THE FUTURE AND RURAL PROGRAMS
To Further Assist the Department and Medical School:
1. The fellows and Dr. Bowman will increase their contacts with the residency programs and future Kellogg expansion sites. This will connect the fellowship with the programs and better prepare the department for additional rural sites. Specifically, the Rural Health Office will assist the program directors in establishing a rural presence and improving the procedural component of the residencies so that we can continue to attract, sign, and train the best rural-oriented residents in and for the country.

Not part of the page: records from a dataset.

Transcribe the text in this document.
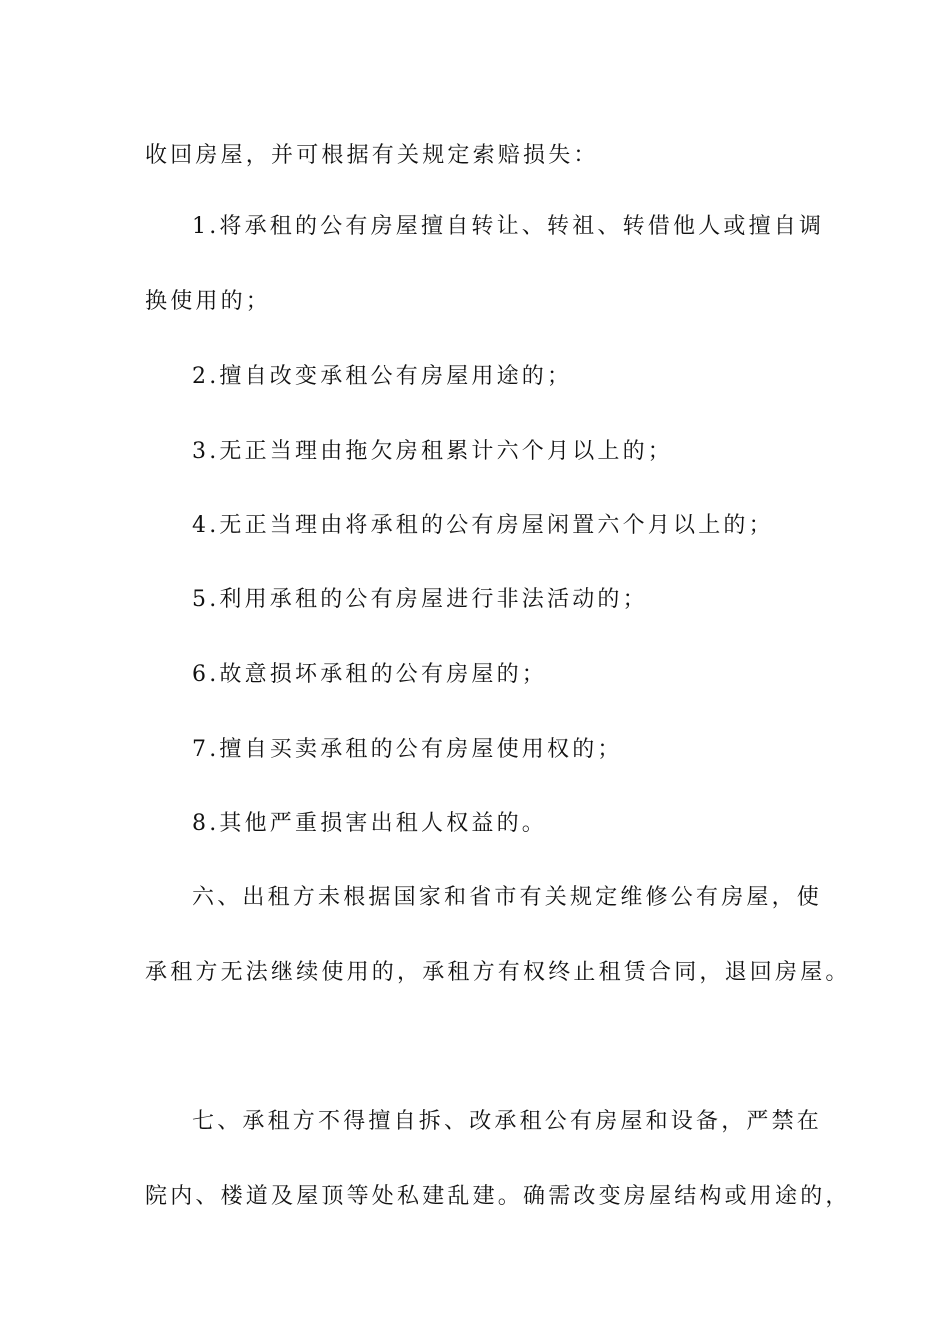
收回房屋，并可根据有关规定索赔损失：

1.将承租的公有房屋擅自转让、转祖、转借他人或擅自调

换使用的；

2.擅自改变承租公有房屋用途的；

3.无正当理由拖欠房租累计六个月以上的；

4.无正当理由将承租的公有房屋闲置六个月以上的；

5.利用承租的公有房屋进行非法活动的；

6.故意损坏承租的公有房屋的；

7.擅自买卖承租的公有房屋使用权的；

8.其他严重损害出租人权益的。

六、出租方未根据国家和省市有关规定维修公有房屋，使

承租方无法继续使用的，承租方有权终止租赁合同，退回房屋。

七、承租方不得擅自拆、改承租公有房屋和设备，严禁在

院内、楼道及屋顶等处私建乱建。确需改变房屋结构或用途的，
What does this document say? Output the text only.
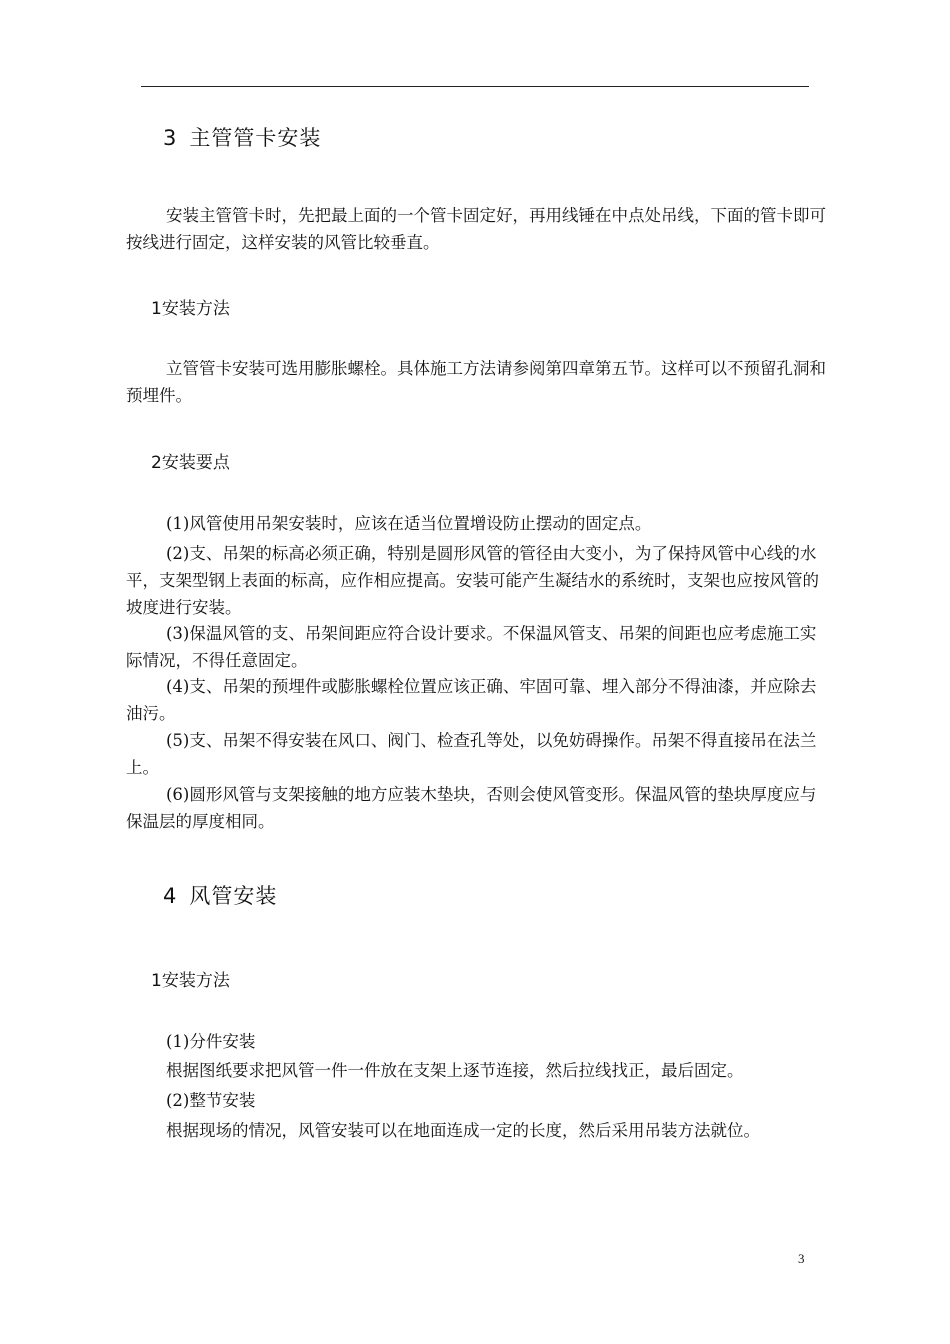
3 主管管卡安装
安装主管管卡时，先把最上面的一个管卡固定好，再用线锤在中点处吊线，下面的管卡即可按线进行固定，这样安装的风管比较垂直。
1安装方法
立管管卡安装可选用膨胀螺栓。具体施工方法请参阅第四章第五节。这样可以不预留孔洞和预埋件。
2安装要点
(1)风管使用吊架安装时，应该在适当位置增设防止摆动的固定点。
(2)支、吊架的标高必须正确，特别是圆形风管的管径由大变小，为了保持风管中心线的水平，支架型钢上表面的标高，应作相应提高。安装可能产生凝结水的系统时，支架也应按风管的坡度进行安装。
(3)保温风管的支、吊架间距应符合设计要求。不保温风管支、吊架的间距也应考虑施工实际情况，不得任意固定。
(4)支、吊架的预埋件或膨胀螺栓位置应该正确、牢固可靠、埋入部分不得油漆，并应除去油污。
(5)支、吊架不得安装在风口、阀门、检查孔等处，以免妨碍操作。吊架不得直接吊在法兰上。
(6)圆形风管与支架接触的地方应装木垫块，否则会使风管变形。保温风管的垫块厚度应与保温层的厚度相同。
4 风管安装
1安装方法
(1)分件安装
根据图纸要求把风管一件一件放在支架上逐节连接，然后拉线找正，最后固定。
(2)整节安装
根据现场的情况，风管安装可以在地面连成一定的长度，然后采用吊装方法就位。
3
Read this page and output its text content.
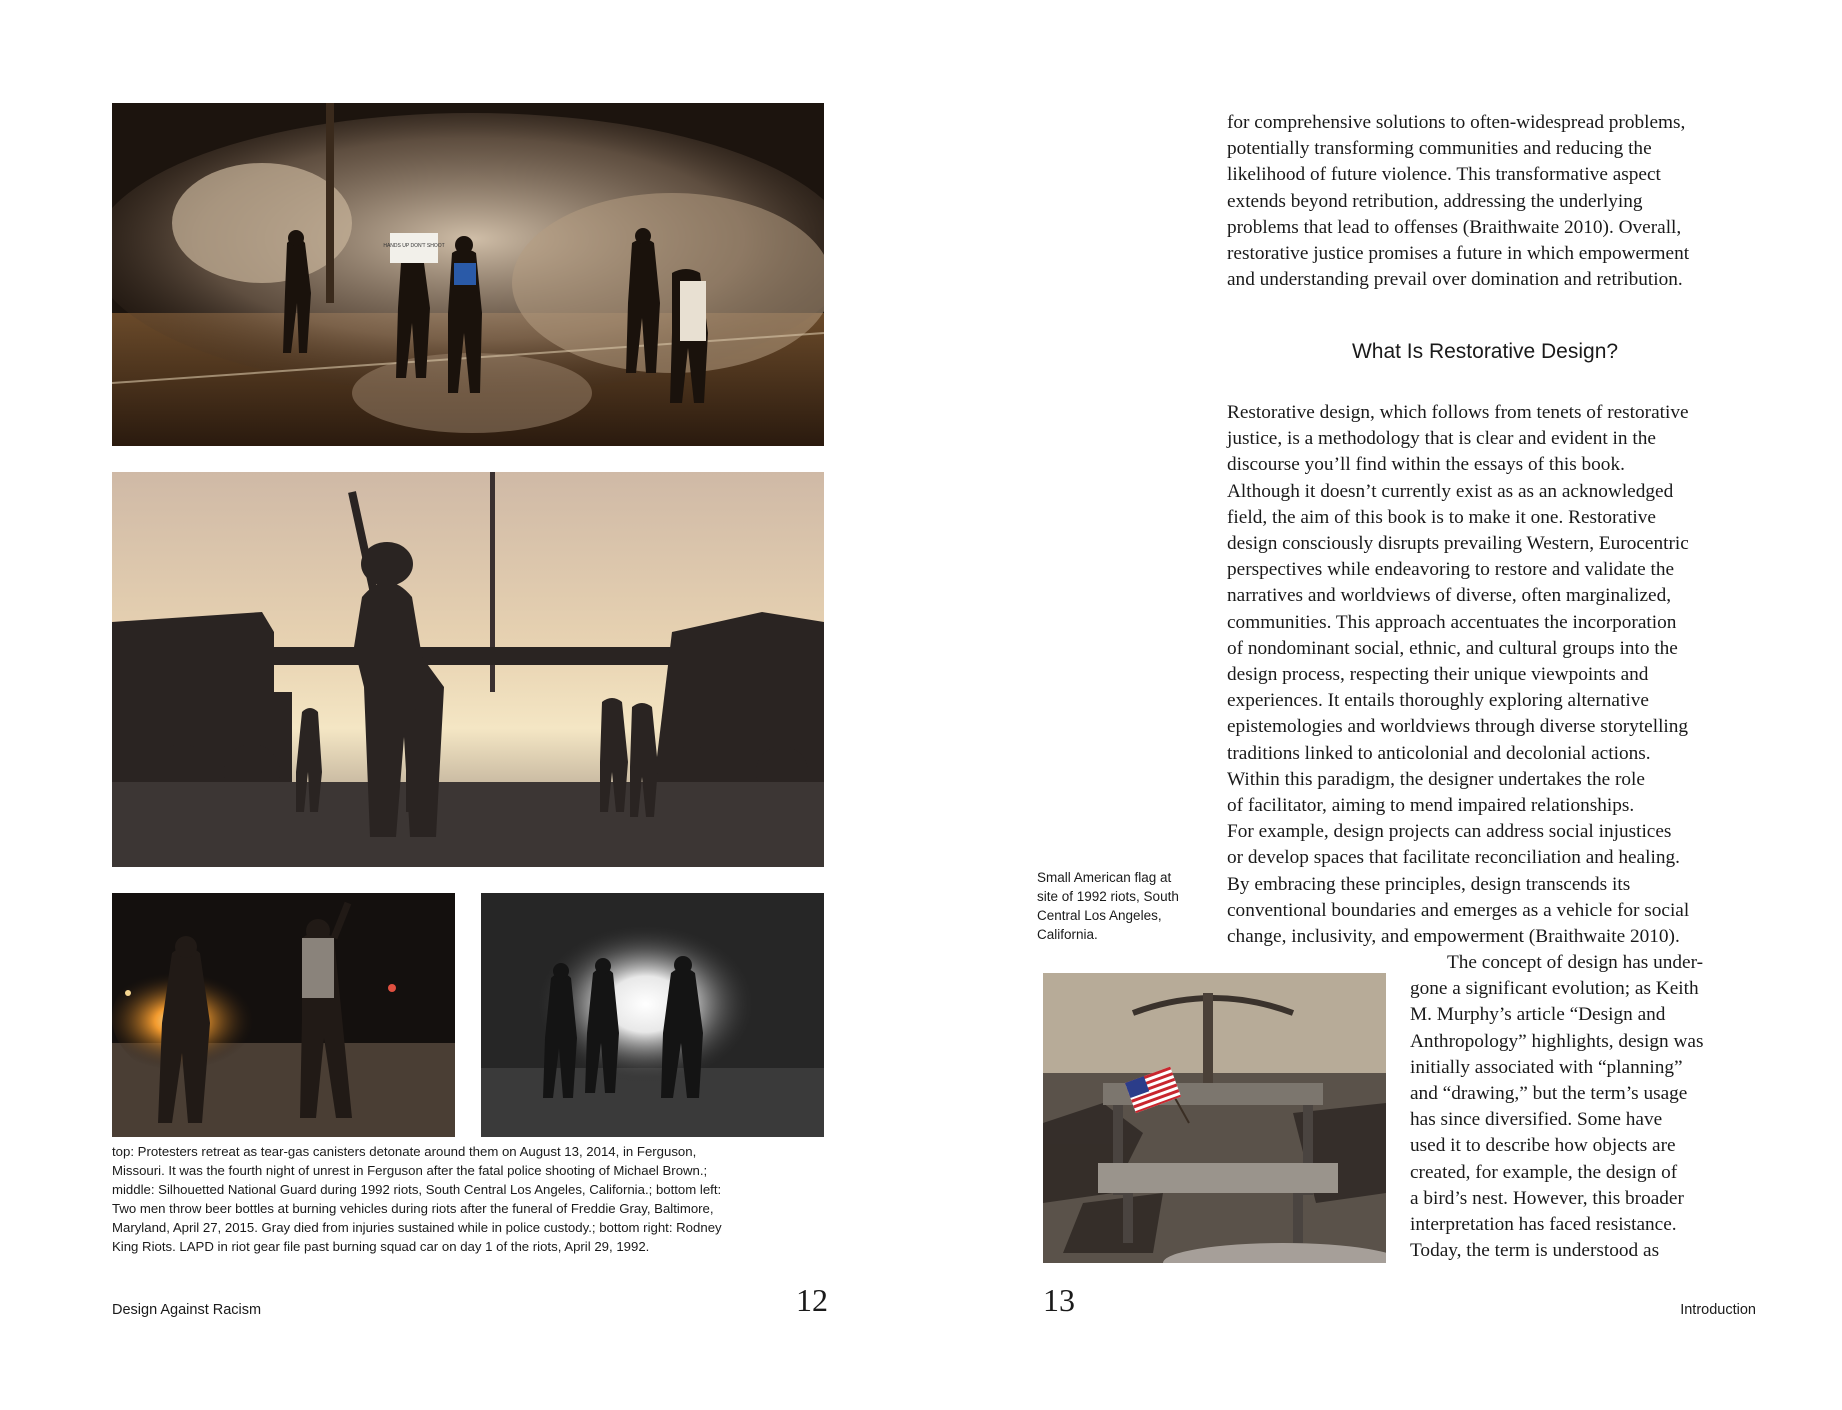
HANDS UP DON'T SHOOT
top: Protesters retreat as tear-gas canisters detonate around them on August 13, 2014, in Ferguson,
Missouri. It was the fourth night of unrest in Ferguson after the fatal police shooting of Michael Brown.;
middle: Silhouetted National Guard during 1992 riots, South Central Los Angeles, California.; bottom left:
Two men throw beer bottles at burning vehicles during riots after the funeral of Freddie Gray, Baltimore,
Maryland, April 27, 2015. Gray died from injuries sustained while in police custody.; bottom right: Rodney
King Riots. LAPD in riot gear file past burning squad car on day 1 of the riots, April 29, 1992.
Design Against Racism	12
for comprehensive solutions to often-widespread problems,
potentially transforming communities and reducing the
likelihood of future violence. This transformative aspect
extends beyond retribution, addressing the underlying
problems that lead to offenses (Braithwaite 2010). Overall,
restorative justice promises a future in which empowerment
and understanding prevail over domination and retribution.
What Is Restorative Design?
Restorative design, which follows from tenets of restorative
justice, is a methodology that is clear and evident in the
discourse you’ll find within the essays of this book.
Although it doesn’t currently exist as as an acknowledged
field, the aim of this book is to make it one. Restorative
design consciously disrupts prevailing Western, Eurocentric
perspectives while endeavoring to restore and validate the
narratives and worldviews of diverse, often marginalized,
communities. This approach accentuates the incorporation
of nondominant social, ethnic, and cultural groups into the
design process, respecting their unique viewpoints and
experiences. It entails thoroughly exploring alternative
epistemologies and worldviews through diverse storytelling
traditions linked to anticolonial and decolonial actions.
Within this paradigm, the designer undertakes the role
of facilitator, aiming to mend impaired relationships.
For example, design projects can address social injustices
or develop spaces that facilitate reconciliation and healing.
By embracing these principles, design transcends its
conventional boundaries and emerges as a vehicle for social
change, inclusivity, and empowerment (Braithwaite 2010).
The concept of design has under-
gone a significant evolution; as Keith
M. Murphy’s article “Design and
Anthropology” highlights, design was
initially associated with “planning”
and “drawing,” but the term’s usage
has since diversified. Some have
used it to describe how objects are
created, for example, the design of
a bird’s nest. However, this broader
interpretation has faced resistance.
Today, the term is understood as
Small American flag at
site of 1992 riots, South
Central Los Angeles,
California.
13	Introduction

2. The minifellowship will include faculty from Mountain City, Rogersville, Madisonville, and/or Cocke County during the 1992-93 session. This is an important part of the effort to develop Kellogg faculty.
3. The rural office will prepare articles and presentations for the TAFP and TMA.
4. The funding for rural programs could further assist the department in its goals. Rural funds could support an annual conference for the Department of Family Medicine at Johnson City rather than sending fellows to courses elsewhere. The fellowship would then benefit the department, the programs, the faculty, and the residents. Contacts with procedural faculty such as Dr. Stockton at Knoxville, faculty at Memphis, and AAFP directors have laid the groundwork for this effort. This would also allow significant networking between nearby rural practitioners and the department and medical school consultants.
Important Possibilities for the Department Because of Rural Programs:
1. The department is in a position to discuss important issues of health systems (CHA, health department colposcopy, loan repayment and locums), reimbursement, indigent care, recruiting, faculty development, AHEC, CME, and other areas with the other family practice programs in the state. The common ground of rural programs and rural need would bring the programs together.
2. The department could become "the" major advisor for the development of rural programs and curriculum. The department now has that opportunity at the Rural Theme day of the STFM Annual meeting when Dr. Bowman presents the rural curriculum. This curriculum is the product of the minifellows and rural faculty at ETSU.
3. The department could pursue designation as a national or regional rural faculty development program. This would involve funding from the Public Health Service and major foundations.